La quarta: incentrare “il viaggio” sull’ innovazione.

L’innovazione fa bene alla relazione con i clienti da sempre!

Dall’innovazione può arrivare la possibilità di proporre ai clienti un’estensione dei servizi o un viaggio attraverso prodotti e servizi che non avevano preso in considerazione. Tutto questo creando un reale od apparente (ma sempre reale per l’azienda!) vantaggio per entrambe le parti. L’innovazione legata all’aumento di informazioni rilevanti per il cliente diventa con il tempo il carburante che fa aumentare il valore del rapporto azienda/cliente.

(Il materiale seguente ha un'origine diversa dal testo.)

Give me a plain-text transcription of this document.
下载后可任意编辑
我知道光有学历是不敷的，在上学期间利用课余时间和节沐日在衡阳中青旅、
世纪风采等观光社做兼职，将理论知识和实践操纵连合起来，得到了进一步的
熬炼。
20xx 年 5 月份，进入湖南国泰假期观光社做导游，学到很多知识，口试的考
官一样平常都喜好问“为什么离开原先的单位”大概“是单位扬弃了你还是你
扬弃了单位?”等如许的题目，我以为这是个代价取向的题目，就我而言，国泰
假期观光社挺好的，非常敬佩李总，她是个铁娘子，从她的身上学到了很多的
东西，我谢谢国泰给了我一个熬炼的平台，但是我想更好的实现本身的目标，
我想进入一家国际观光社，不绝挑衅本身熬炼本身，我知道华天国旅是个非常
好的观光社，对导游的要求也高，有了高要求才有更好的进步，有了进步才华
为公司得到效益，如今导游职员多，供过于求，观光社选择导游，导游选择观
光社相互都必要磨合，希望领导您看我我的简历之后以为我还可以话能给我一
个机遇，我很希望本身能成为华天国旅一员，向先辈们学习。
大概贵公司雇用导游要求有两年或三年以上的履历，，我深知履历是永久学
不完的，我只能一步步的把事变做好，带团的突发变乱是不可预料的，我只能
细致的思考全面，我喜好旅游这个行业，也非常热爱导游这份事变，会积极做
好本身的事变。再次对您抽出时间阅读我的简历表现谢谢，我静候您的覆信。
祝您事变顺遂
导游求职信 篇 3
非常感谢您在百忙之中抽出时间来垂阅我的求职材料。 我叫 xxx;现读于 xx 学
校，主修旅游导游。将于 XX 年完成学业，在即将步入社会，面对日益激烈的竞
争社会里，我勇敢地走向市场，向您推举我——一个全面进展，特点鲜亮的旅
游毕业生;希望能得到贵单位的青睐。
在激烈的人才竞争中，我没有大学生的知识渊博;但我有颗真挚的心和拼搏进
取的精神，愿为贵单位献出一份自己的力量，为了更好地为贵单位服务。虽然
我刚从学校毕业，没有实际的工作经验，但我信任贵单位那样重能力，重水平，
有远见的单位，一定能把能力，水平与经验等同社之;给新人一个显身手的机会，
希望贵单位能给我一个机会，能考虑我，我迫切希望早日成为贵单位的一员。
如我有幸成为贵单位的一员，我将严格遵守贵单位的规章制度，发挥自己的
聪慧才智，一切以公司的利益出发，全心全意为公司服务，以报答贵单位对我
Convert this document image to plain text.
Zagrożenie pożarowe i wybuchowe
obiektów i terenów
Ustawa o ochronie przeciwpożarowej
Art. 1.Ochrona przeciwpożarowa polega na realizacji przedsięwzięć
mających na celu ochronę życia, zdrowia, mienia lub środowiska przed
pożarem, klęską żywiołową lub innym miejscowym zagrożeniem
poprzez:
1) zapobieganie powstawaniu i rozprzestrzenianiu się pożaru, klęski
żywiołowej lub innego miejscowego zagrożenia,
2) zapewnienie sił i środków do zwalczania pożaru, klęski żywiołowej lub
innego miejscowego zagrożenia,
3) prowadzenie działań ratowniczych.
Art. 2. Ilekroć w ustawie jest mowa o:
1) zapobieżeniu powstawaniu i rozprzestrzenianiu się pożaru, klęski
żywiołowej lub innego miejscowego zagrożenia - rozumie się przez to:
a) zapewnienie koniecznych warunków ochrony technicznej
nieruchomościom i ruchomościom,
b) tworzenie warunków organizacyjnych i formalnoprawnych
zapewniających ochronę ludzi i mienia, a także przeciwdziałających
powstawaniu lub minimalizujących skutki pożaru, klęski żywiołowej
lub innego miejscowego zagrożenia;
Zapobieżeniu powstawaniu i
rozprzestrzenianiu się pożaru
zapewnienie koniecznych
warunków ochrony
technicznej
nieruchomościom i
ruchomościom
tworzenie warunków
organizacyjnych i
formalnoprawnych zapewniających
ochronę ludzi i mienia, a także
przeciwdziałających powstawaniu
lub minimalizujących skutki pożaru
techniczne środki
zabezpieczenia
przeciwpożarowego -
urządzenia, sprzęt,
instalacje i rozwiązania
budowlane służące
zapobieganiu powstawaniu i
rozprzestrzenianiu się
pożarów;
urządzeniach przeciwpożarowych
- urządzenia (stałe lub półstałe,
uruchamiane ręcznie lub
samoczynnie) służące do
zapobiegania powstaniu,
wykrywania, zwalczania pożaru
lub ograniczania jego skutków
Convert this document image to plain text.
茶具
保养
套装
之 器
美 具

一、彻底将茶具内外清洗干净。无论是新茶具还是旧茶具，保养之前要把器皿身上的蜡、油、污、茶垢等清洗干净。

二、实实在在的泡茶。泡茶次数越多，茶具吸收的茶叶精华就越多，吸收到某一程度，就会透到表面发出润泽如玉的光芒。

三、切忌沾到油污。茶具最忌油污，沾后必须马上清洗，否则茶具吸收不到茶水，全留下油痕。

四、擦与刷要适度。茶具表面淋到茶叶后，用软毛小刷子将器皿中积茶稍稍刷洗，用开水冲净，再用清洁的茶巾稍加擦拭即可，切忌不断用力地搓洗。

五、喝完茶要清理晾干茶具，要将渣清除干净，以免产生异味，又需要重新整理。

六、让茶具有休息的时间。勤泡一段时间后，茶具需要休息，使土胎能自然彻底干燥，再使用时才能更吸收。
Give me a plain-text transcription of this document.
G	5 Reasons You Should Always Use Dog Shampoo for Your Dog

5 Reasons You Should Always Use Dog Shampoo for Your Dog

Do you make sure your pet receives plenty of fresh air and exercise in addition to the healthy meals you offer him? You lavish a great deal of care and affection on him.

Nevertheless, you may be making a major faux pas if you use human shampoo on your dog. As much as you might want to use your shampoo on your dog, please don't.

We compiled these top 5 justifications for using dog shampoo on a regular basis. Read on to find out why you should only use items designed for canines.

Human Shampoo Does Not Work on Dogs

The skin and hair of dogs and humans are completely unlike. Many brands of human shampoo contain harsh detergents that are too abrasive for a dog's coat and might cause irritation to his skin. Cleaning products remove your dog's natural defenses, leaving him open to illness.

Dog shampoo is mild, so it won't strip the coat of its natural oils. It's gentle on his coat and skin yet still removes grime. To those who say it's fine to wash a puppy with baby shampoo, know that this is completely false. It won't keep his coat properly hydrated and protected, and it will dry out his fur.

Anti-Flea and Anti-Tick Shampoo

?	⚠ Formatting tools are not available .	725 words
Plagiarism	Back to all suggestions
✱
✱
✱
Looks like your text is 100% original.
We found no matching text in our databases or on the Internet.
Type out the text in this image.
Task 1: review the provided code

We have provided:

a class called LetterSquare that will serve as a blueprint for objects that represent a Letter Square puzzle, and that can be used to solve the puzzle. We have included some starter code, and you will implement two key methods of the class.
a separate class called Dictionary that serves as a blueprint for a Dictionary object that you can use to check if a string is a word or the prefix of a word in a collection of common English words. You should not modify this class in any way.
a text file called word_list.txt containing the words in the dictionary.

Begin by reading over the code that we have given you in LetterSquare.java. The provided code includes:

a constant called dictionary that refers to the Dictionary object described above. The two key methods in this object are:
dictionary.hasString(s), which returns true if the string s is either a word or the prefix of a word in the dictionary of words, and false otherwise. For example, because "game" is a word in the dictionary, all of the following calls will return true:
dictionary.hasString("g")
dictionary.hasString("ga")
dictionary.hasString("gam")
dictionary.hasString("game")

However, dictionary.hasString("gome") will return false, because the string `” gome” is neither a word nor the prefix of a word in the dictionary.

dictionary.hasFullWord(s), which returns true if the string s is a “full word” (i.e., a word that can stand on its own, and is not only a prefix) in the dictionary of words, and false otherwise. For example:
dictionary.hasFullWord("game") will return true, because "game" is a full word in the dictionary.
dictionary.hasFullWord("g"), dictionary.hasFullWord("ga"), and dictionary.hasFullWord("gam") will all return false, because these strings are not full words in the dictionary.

Costruire le capacità fondamentali

L’elemento finale della nostra definizione di digitale è sui processi tecnologici e organizzativi che permettono alle imprese di essere agili e veloci. Questa parte fondante si compone di due elementi:

1. Essere digitale significa utilizzare i dati per prendere meglio e più velocemente le decisioni, lasciando il processo decisionale ai team più piccoli e sviluppando in molto più iterativo e rapido il modo di fare le cose. Pensare in questo modo non dovrebbe essere limitato ad una manciata di funzioni aziendali. Esso dovrebbe includere una vasta banda di processi, tra cui le partnership con aziende esterne per estendere le capacità necessarie e avere un riferimento sempre aggiornato sui temi di interesse. Una mentalità digitale istituzionalizza in collaborazioni interfunzionale, appiattisce le gerarchie, e costruisce ambienti atti a favorire la generazione di nuove idee. Incentivi e metriche di controllo sono facilmente realizzabili portando l’’intera azienda a lavorare nella stessa direzione.

2. Digitale nel contesto dell’IT è focalizzarsi sulla creazione di un ambiente in due parti che disaccoppia i sistemi legacy che supportano funzioni critiche ed eseguiti a un ritmo più lento, da quelli che supportano un rapido movimento delle informazioni come le interazioni con i clienti. Una caratteristica fondamentale dell’ufficio IT digitalizzato è l’impegno per la costruzione di reti che collegano i dispositivi, gli oggetti e le persone. Questo approccio si concretizza con una diffusione capillare dell’ufficio IT in tutte le aree dell’azienda.

Per concludere. Digitale significa rilancio della crescita immediato andando ad investire su mercati sino ad oggi inesplorati con nuove idee, nuovi stimoli e nuove organizzazioni. Come le aziende possono interpretare o agire può variare, ma avere una chiara comprensione di ciò che significa digitale permette agli imprenditori di sviluppare una visione comune in azienda di come il digitale può essere utilizzato per creare valore.